Essen. . Schmerzhaft, aber von besonderer Bedeutung: Im Huyssensstift sorgen Kühlhauben dafür, dass Frauen mit Brustkrebs trotz Chemo ihre Haare behalten

  • Im Huyssensstift wurden im Rahmen einer Testphase 20 Brustkrebs-Patientinnen mit Kühlhauben behandelt
  • Dank dieser Kühlhauben-Therapie können sie trotz Chemo einen Teil ihrer Haare behalten
  • Wie Tülay Turan: „Meine Haare geben mir Kraft im Kampf gegen den Krebs“, sagt die Mutter von zwei Kindern

Wer Tülay Turan trifft, erlebt eine junge und lebenslustige Frau. Das ist bei der 36-Jährigen, Mutter von zwei Kindern, keineswegs selbstverständlich: Bei ihr wurde Brustkrebs diagnostiziert. Tumor-Operation und Chemotherapie hat die Patientin im Huyssensstift der Kliniken Essen-Mitte hinter sich. „Ich bin eine Kämpferin“, sagt die Frau, für die in der anstrengenden wie belastenden Therapie eine begleitende Maßnahme von besonderer Bedeutung war. Dank einer Kühlhauben-Behandlung konnte sie trotz Chemo einen Teil ihrer Haare behalten. „Die Diagnose war ein Schock. Aber mich motiviert, dass ich meine Haare noch habe. Sie geben mir Kraft im Kampf gegen den Krebs“, erklärt Tülay Turan und streicht sich über den Kopf.

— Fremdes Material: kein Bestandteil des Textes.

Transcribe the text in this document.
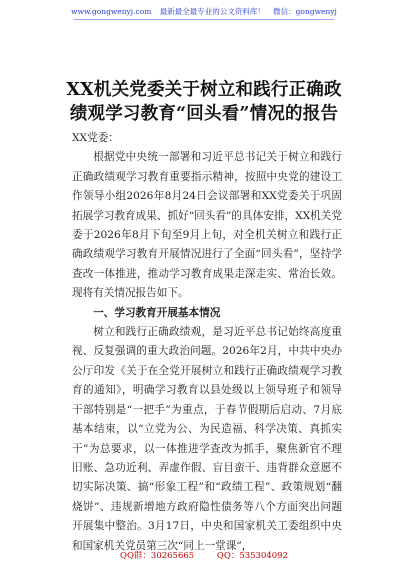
www.gongwenyj.com 最新最全最专业的公文资料库！ 微信：gongwenyj
XX机关党委关于树立和践行正确政
绩观学习教育“回头看”情况的报告

XX党委：

根据党中央统一部署和习近平总书记关于树立和践行正确政绩观学习教育重要指示精神，按照中央党的建设工作领导小组2026年8月24日会议部署和XX党委关于巩固拓展学习教育成果、抓好“回头看”的具体安排，XX机关党委于2026年8月下旬至9月上旬，对全机关树立和践行正确政绩观学习教育开展情况进行了全面“回头看”，坚持学查改一体推进，推动学习教育成果走深走实、常治长效。现将有关情况报告如下。

一、学习教育开展基本情况

树立和践行正确政绩观，是习近平总书记始终高度重视、反复强调的重大政治问题。2026年2月，中共中央办公厅印发《关于在全党开展树立和践行正确政绩观学习教育的通知》，明确学习教育以县处级以上领导班子和领导干部特别是“一把手”为重点，于春节假期后启动、7月底基本结束，以“立党为公、为民造福、科学决策、真抓实干”为总要求，以一体推进学查改为抓手，聚焦新官不理旧账、急功近利、弄虚作假、盲目蛮干、违背群众意愿不切实际决策、搞“形象工程”和“政绩工程”、政策规划“翻烧饼”、违规新增地方政府隐性债务等八个方面突出问题开展集中整治。3月17日，中央和国家机关工委组织中央和国家机关党员第三次“同上一堂课”，

QQ群：30265665	QQ：535304092
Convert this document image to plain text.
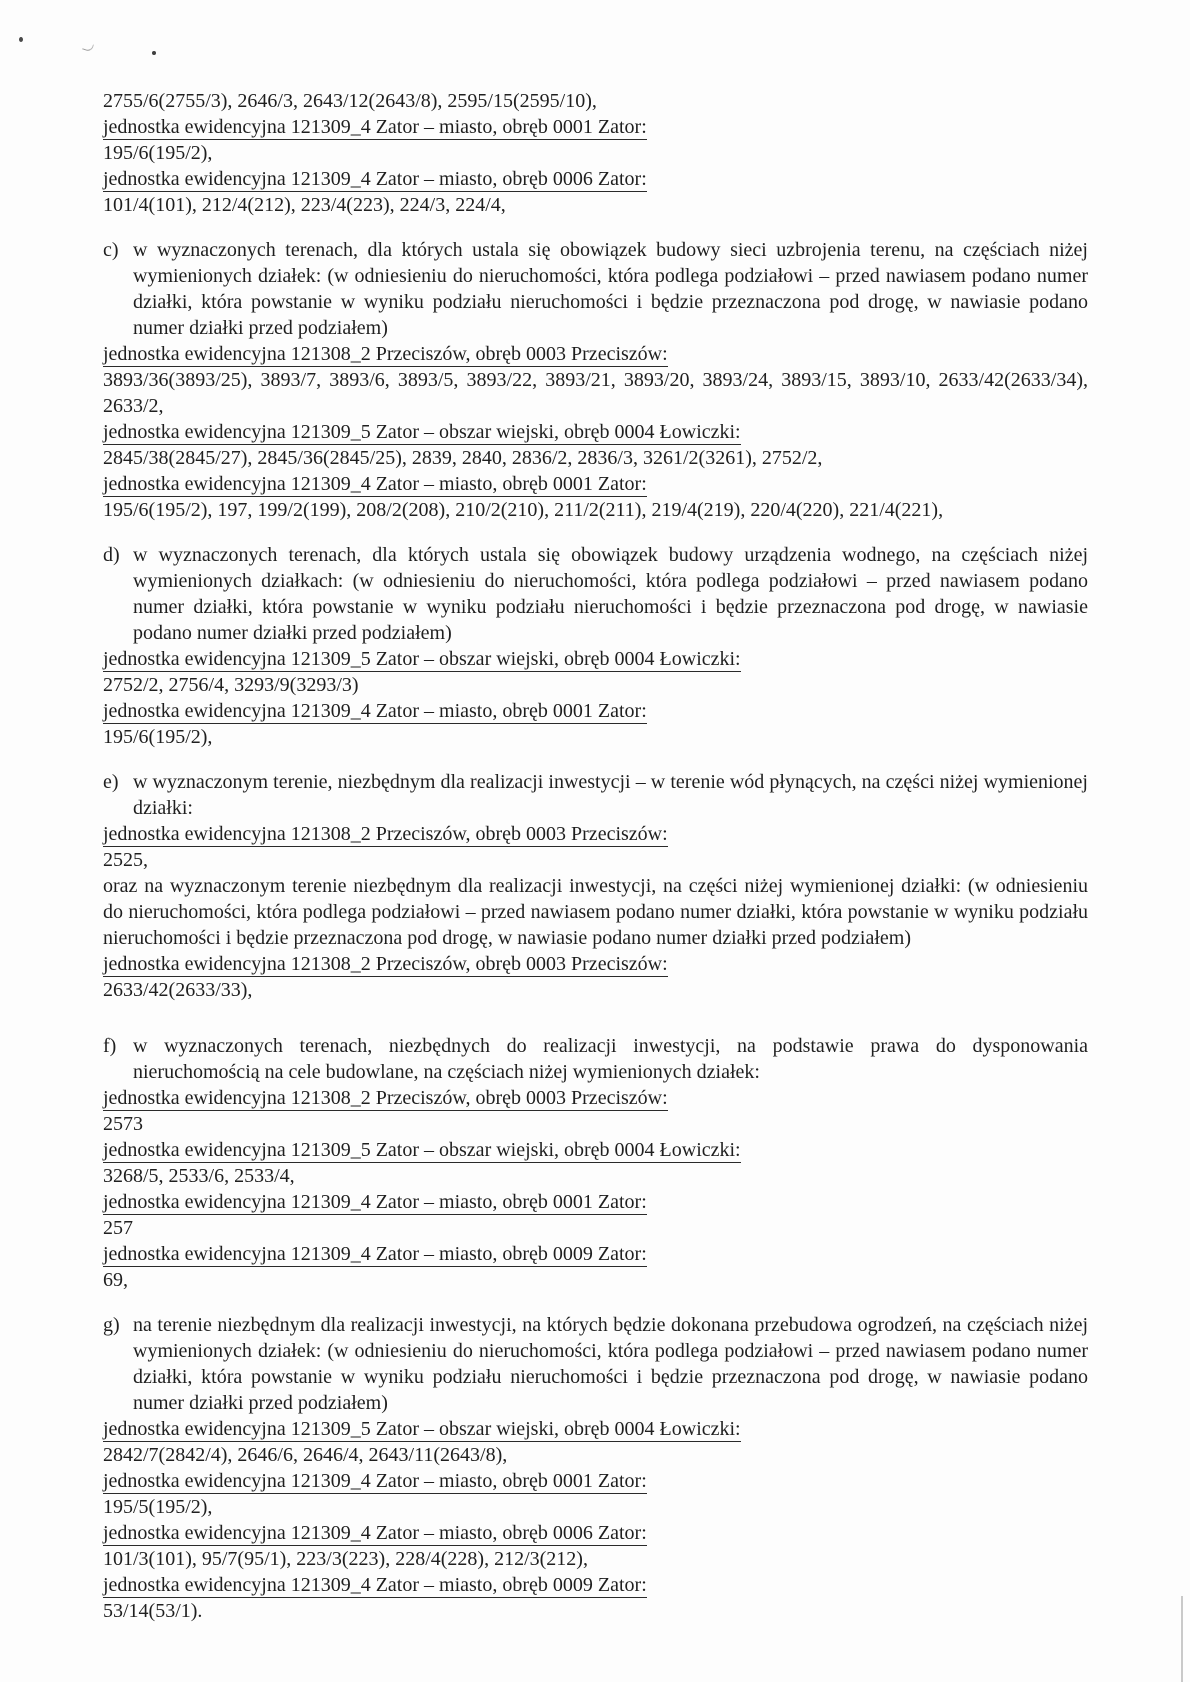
2755/6(2755/3), 2646/3, 2643/12(2643/8), 2595/15(2595/10),
jednostka ewidencyjna 121309_4 Zator – miasto, obręb 0001 Zator:
195/6(195/2),
jednostka ewidencyjna 121309_4 Zator – miasto, obręb 0006 Zator:
101/4(101), 212/4(212), 223/4(223), 224/3, 224/4,
c) w wyznaczonych terenach, dla których ustala się obowiązek budowy sieci uzbrojenia terenu, na częściach niżej wymienionych działek: (w odniesieniu do nieruchomości, która podlega podziałowi – przed nawiasem podano numer działki, która powstanie w wyniku podziału nieruchomości i będzie przeznaczona pod drogę, w nawiasie podano numer działki przed podziałem)
jednostka ewidencyjna 121308_2 Przeciszów, obręb 0003 Przeciszów:
3893/36(3893/25), 3893/7, 3893/6, 3893/5, 3893/22, 3893/21, 3893/20, 3893/24, 3893/15, 3893/10, 2633/42(2633/34), 2633/2,
jednostka ewidencyjna 121309_5 Zator – obszar wiejski, obręb 0004 Łowiczki:
2845/38(2845/27), 2845/36(2845/25), 2839, 2840, 2836/2, 2836/3, 3261/2(3261), 2752/2,
jednostka ewidencyjna 121309_4 Zator – miasto, obręb 0001 Zator:
195/6(195/2), 197, 199/2(199), 208/2(208), 210/2(210), 211/2(211), 219/4(219), 220/4(220), 221/4(221),
d) w wyznaczonych terenach, dla których ustala się obowiązek budowy urządzenia wodnego, na częściach niżej wymienionych działkach: (w odniesieniu do nieruchomości, która podlega podziałowi – przed nawiasem podano numer działki, która powstanie w wyniku podziału nieruchomości i będzie przeznaczona pod drogę, w nawiasie podano numer działki przed podziałem)
jednostka ewidencyjna 121309_5 Zator – obszar wiejski, obręb 0004 Łowiczki:
2752/2, 2756/4, 3293/9(3293/3)
jednostka ewidencyjna 121309_4 Zator – miasto, obręb 0001 Zator:
195/6(195/2),
e) w wyznaczonym terenie, niezbędnym dla realizacji inwestycji – w terenie wód płynących, na części niżej wymienionej działki:
jednostka ewidencyjna 121308_2 Przeciszów, obręb 0003 Przeciszów:
2525,
oraz na wyznaczonym terenie niezbędnym dla realizacji inwestycji, na części niżej wymienionej działki: (w odniesieniu do nieruchomości, która podlega podziałowi – przed nawiasem podano numer działki, która powstanie w wyniku podziału nieruchomości i będzie przeznaczona pod drogę, w nawiasie podano numer działki przed podziałem)
jednostka ewidencyjna 121308_2 Przeciszów, obręb 0003 Przeciszów:
2633/42(2633/33),
f) w wyznaczonych terenach, niezbędnych do realizacji inwestycji, na podstawie prawa do dysponowania nieruchomością na cele budowlane, na częściach niżej wymienionych działek:
jednostka ewidencyjna 121308_2 Przeciszów, obręb 0003 Przeciszów:
2573
jednostka ewidencyjna 121309_5 Zator – obszar wiejski, obręb 0004 Łowiczki:
3268/5, 2533/6, 2533/4,
jednostka ewidencyjna 121309_4 Zator – miasto, obręb 0001 Zator:
257
jednostka ewidencyjna 121309_4 Zator – miasto, obręb 0009 Zator:
69,
g) na terenie niezbędnym dla realizacji inwestycji, na których będzie dokonana przebudowa ogrodzeń, na częściach niżej wymienionych działek: (w odniesieniu do nieruchomości, która podlega podziałowi – przed nawiasem podano numer działki, która powstanie w wyniku podziału nieruchomości i będzie przeznaczona pod drogę, w nawiasie podano numer działki przed podziałem)
jednostka ewidencyjna 121309_5 Zator – obszar wiejski, obręb 0004 Łowiczki:
2842/7(2842/4), 2646/6, 2646/4, 2643/11(2643/8),
jednostka ewidencyjna 121309_4 Zator – miasto, obręb 0001 Zator:
195/5(195/2),
jednostka ewidencyjna 121309_4 Zator – miasto, obręb 0006 Zator:
101/3(101), 95/7(95/1), 223/3(223), 228/4(228), 212/3(212),
jednostka ewidencyjna 121309_4 Zator – miasto, obręb 0009 Zator:
53/14(53/1).
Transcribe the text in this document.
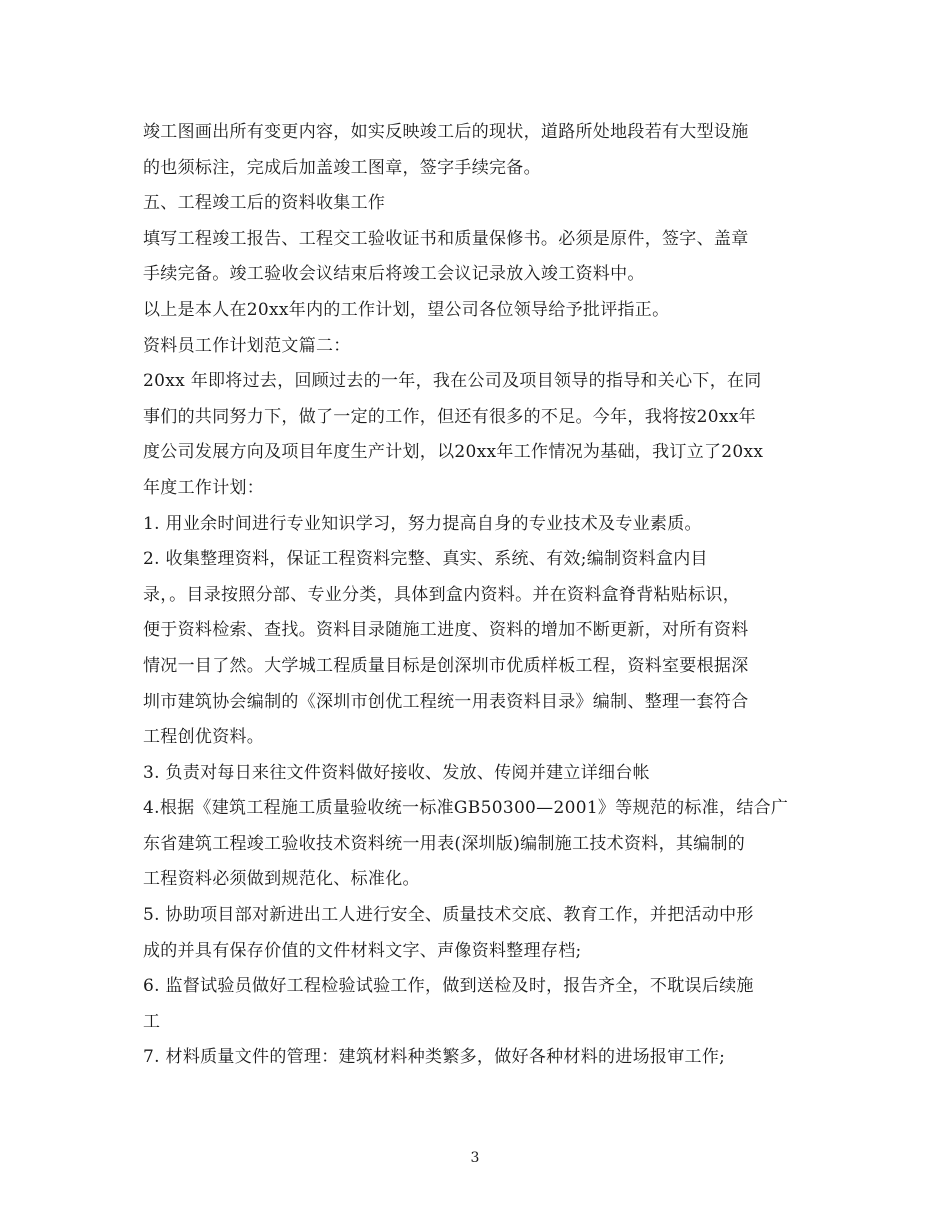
竣工图画出所有变更内容，如实反映竣工后的现状，道路所处地段若有大型设施
的也须标注，完成后加盖竣工图章，签字手续完备。
五、工程竣工后的资料收集工作
填写工程竣工报告、工程交工验收证书和质量保修书。必须是原件，签字、盖章
手续完备。竣工验收会议结束后将竣工会议记录放入竣工资料中。
以上是本人在20xx年内的工作计划，望公司各位领导给予批评指正。
资料员工作计划范文篇二：
20xx 年即将过去，回顾过去的一年，我在公司及项目领导的指导和关心下，在同
事们的共同努力下，做了一定的工作，但还有很多的不足。今年，我将按20xx年
度公司发展方向及项目年度生产计划，以20xx年工作情况为基础，我订立了20xx
年度工作计划：
1. 用业余时间进行专业知识学习，努力提高自身的专业技术及专业素质。
2. 收集整理资料，保证工程资料完整、真实、系统、有效;编制资料盒内目
录，。目录按照分部、专业分类，具体到盒内资料。并在资料盒脊背粘贴标识，
便于资料检索、查找。资料目录随施工进度、资料的增加不断更新，对所有资料
情况一目了然。大学城工程质量目标是创深圳市优质样板工程，资料室要根据深
圳市建筑协会编制的《深圳市创优工程统一用表资料目录》编制、整理一套符合
工程创优资料。
3. 负责对每日来往文件资料做好接收、发放、传阅并建立详细台帐
4.根据《建筑工程施工质量验收统一标准GB50300—2001》等规范的标准，结合广
东省建筑工程竣工验收技术资料统一用表(深圳版)编制施工技术资料，其编制的
工程资料必须做到规范化、标准化。
5. 协助项目部对新进出工人进行安全、质量技术交底、教育工作，并把活动中形
成的并具有保存价值的文件材料文字、声像资料整理存档;
6. 监督试验员做好工程检验试验工作，做到送检及时，报告齐全，不耽误后续施
工
7. 材料质量文件的管理：建筑材料种类繁多，做好各种材料的进场报审工作;
3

Patientin Tülay Turan mit den Krankenpflegern (v.l.) Antje Höhler , Jörg Timmer und Gordana Markovska.
Patientin Tülay Turan mit den Krankenpflegern (v.l.) Antje Höhler , Jörg Timmer und Gordana Markovska.

Die 36-Jährige war während einer Testphase eine von 20 Patientinnen, die die Kühlhauben im Huyssensstift nutzen konnten. Die Anschaffung von 70 000 Euro wurde mit der Spende eines Mannes finanziert, dessen an Brustkrebs erkrankte Frau erfolgreich an der Henricistraße behandelt wurde. Die kostensintensive Hauben-Therapie wird von den Kassen nicht übernommen. Anders als bei Praxen im östlichen Ruhrgebiet müssen die Brustkrebs-Patientinnen im Huyssensstift aber keinen Eigenbeitrag zahlen, da die Behandlung noch über Spenden finanziert wird. „Wir hoffen, dass wir einen gemeinsamen Weg mit den Kassen im Sinne der Patientinnen finden“, sagt Dr. Sherko Kümmel, Direktor des Interdisziplinären Brust-/ Krebszentrums an den Kliniken Essen-Mitte.

Dr. Sherko Kümmel.
Dr. Sherko Kümmel. © Kerstin Kokoska

Der Brustkrebs-Experte ist von der Behandlung überzeugt. „Studien zeigen, dass 20 bis 80 Prozent der behandelten Frauen keine Perücke mehr benötigen.“ Was beim Kampf auf Leben und Tod auf den ersten Blick wenig wichtig erscheint, hat für Betroffene besondere Relevanz: „Die Haare zu behalten ist für Frauen von immenser Bedeutung. Gerade durch den Haarverlust wird die Krankheit und die zu durchlebende Zeit nach außen getragen. Daher entscheiden sich 98 Prozent der Frauen für den Haarersatz. Mit der Kühlhaube wird bei jeder zweiten bis fünften Frau die Perücke nicht mehr benötigt. Damit fällt die oft sehr schmerzhaft empfundene Veränderung des Körperbildes weg“, erklärt Kümmel den therapeutischen Wert des Haarerhalts, den er bei seinen Patientinnen miterlebt.

Starke Kopfschmerzen

Dafür nehmen die Brustkrebs-Patientinnen zusätzliche Belastungen in Kauf. „Es ist unangenehm und schmerzhaft“, beschreibt Tülay Turan. Die Kühlhauben kommen während der 16 chemotherapeutischen Sitzungen zum Einsatz. Genauso viele Behandlungen gibt es mit der rotschwarzen Thermo-Haube, die einer Badekappe ähnelt. Anfangs wird die Kopfhaut auf drei bis fünf Grad heruntergekühlt, was starke Kopfschmerzen bei den Patientinnen verursacht. Deshalb wird die Therapie auch immer wieder von Frauen abgebrochen. Kühl- und Nachkühlphase dauern dann bis zu fünf Stunden. Dabei werden Durchblutung und Stoffwechsel so beeinflusst, dass es trotz der Chemotherapie einen Teil-Erhalt der Haare gibt.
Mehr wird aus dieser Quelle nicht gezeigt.